3. 凝翠阁、泛碧斋:均为江南某处园林中的楼阁名,具体地点已不可考;“凝翠”“泛碧”皆取山水青碧之意,富于画意与禅意。
4. 法界:佛教术语,指一切现象(事法)与真理(理法)所依存之世界总相,华严宗尤重“一真法界”,强调万法唯心所现。
5. 胜游:美景良辰中的游赏,特指高雅脱俗之行旅。
6. 去国:离开京城(汴京或临安),指李纲屡遭贬谪,长期外放,如建炎年间罢相后谪居海南、鄂州等地。
7. 亲仁:语出《论语·学而》“亲仁”,意为亲近有仁德之人,是儒家修身要务。
8. 舟楫:此处非实指行船,而为泛指游宴所乘之轻舟或临水之舫,亦含“行于道”之隐喻。

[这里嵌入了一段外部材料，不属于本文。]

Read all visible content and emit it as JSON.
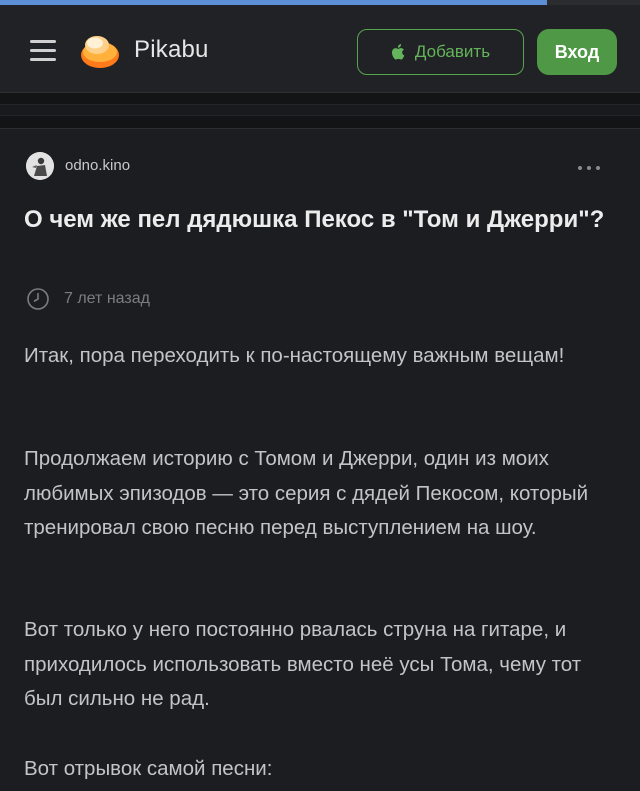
{
  "header": {
    "logo_text": "Pikabu",
    "add_button_label": "Добавить",
    "login_button_label": "Вход",
    "accent_color": "#4f9845"
  },
  "progress": {
    "fraction": 0.855
  },
  "post": {
    "author": "odno.kino",
    "title": "О чем же пел дядюшка Пекос в \"Том и Джерри\"?",
    "time": "7 лет назад",
    "paragraphs": [
      "Итак, пора переходить к по-настоящему важным вещам!",
      "Продолжаем историю с Томом и Джерри, один из моих любимых эпизодов — это серия с дядей Пекосом, который тренировал свою песню перед выступлением на шоу.",
      "Вот только у него постоянно рвалась струна на гитаре, и приходилось использовать вместо неё усы Тома, чему тот был сильно не рад.",
      "Вот отрывок самой песни:"
    ]
  },
  "icons": {
    "menu": "hamburger-menu-icon",
    "logo": "pikabu-logo-icon",
    "apple": "apple-icon",
    "more": "more-dots-icon",
    "clock": "clock-icon"
  }
}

9. 白玉盘:化用李白《古朗月行》“小时不识月,呼作白玉盘”,以喻皓月之皎洁浑圆,然李纲用之更显庄静雍容,去其童趣而增哲思。
10. 李纲(1083–1140):字伯纪,邵武(今福建邵武)人,北宋末南宋初著名政治家、抗金名臣,官至尚书右仆射兼中书侍郎(宰相)。力主抗金,反对南逃,后屡遭排挤贬谪。诗风刚健沉郁而兼理致清微,有《梁溪集》传世。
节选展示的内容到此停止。